You could also read the directory from perl, it is quite easy, but for just quickly doing stuff, I prefer getting the input from some ls.

To go into sub directories, you can use find:


find . -name '*.c' -type f -print \
| perl -n -e 'chomp;$x = $_;s/\.c$/.d/;$y=$_;rename $x, $y;'

a
You can also rename all the files that contain a certain string:

find . -name '*.html' -type f -print \
|xargs egrep -l form \
|perl -n -e 'chomp; $x=$_;s/\.html$/.form/;$y=$_;rename $x, $y;'

So you can combine with all kinds of shell commands and do really a lot of things in one line.

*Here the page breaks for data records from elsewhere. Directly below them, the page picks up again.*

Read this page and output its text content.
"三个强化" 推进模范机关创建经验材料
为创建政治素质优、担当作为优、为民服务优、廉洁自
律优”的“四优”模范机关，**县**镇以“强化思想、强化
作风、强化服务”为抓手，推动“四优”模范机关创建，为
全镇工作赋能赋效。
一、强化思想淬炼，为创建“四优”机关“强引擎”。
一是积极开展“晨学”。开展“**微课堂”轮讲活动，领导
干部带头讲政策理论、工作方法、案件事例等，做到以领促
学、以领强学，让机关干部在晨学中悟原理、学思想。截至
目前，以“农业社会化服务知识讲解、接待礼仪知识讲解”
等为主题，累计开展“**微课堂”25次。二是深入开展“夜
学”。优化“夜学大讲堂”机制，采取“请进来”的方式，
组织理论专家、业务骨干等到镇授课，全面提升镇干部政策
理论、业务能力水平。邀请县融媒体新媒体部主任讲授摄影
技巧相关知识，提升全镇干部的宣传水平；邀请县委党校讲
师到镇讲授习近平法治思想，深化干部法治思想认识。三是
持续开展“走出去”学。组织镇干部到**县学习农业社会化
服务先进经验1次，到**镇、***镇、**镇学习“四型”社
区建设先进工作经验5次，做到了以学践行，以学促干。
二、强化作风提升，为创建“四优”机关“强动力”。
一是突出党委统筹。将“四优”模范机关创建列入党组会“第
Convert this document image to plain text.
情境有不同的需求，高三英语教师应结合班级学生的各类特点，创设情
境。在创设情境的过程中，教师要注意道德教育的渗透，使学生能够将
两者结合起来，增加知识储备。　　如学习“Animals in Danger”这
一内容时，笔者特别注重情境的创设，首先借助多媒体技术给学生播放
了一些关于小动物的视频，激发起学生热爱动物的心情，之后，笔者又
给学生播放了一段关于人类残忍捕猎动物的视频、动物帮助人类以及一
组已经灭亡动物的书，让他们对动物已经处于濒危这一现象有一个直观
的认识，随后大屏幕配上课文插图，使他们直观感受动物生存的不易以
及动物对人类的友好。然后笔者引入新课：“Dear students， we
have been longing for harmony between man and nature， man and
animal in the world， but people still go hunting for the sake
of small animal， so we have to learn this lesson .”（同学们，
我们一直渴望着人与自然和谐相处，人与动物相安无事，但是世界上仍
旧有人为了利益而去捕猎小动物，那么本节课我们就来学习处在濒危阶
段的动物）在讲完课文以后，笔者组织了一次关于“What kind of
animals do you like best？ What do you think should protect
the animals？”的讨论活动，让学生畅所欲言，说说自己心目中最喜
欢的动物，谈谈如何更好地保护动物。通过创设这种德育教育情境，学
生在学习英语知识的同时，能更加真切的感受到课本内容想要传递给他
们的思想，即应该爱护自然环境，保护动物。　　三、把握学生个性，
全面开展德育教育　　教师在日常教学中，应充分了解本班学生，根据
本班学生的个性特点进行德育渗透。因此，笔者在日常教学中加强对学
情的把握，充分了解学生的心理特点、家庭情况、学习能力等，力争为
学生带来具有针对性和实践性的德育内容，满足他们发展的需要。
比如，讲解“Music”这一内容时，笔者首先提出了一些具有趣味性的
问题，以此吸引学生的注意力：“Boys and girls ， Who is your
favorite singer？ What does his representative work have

Of course you can use Raku, Ruby, Python or your favorite scripting language instead, as long as it allows some simple pattern matching and an efficient implicit iteration over the lines.

For such simple tasks there are also ways to do it directly in the shell like this

for f in *.d ; do mv $f `basename $f .d`.e; done

And you can always use sed, possibly in conjunction with awk instead of perl for such simple tasks.

Another approach is to just pipe the files into an texteditor that is powerful enough and create a one time script using powerful editing commands.
On Linux and Unix servers we almost always use vi, even people like me, who prefer Emacs on their own computer:

ls *.e > tmpscript
vi tmpscript

and then in vi


:0,$s/\(.*\)\(.e\)$/mv \1\2 \1.f/
ZZ

and then

sh tmpscript
rm tmpscript

So, there are many ways to achieve this goal and they are flexible and powerful enough to do really a lot more than just such simple pattern renaming.

If you work in a team and put these things into scripts, it might be necessary to follow a team policy about which scripting languages are preferred and which patterns are preferred. And you need to know the stuff that you write yourself, but also the stuff that your colleagues write.

Please, do not do

mv *.a *.b

It won’t work for good reasons.
On Linux and Unix systems the shell (usually bash) expands the glob expression (the stuff with the stars) into a list of strings and then starts mv with these strings a parameters. So calling mv with some file names ending in .a and .b, mv cannot have any idea what to do. When called with more than two parameters, the last one needs to be a directory where to move the stuff, so usually it will just refuse to work.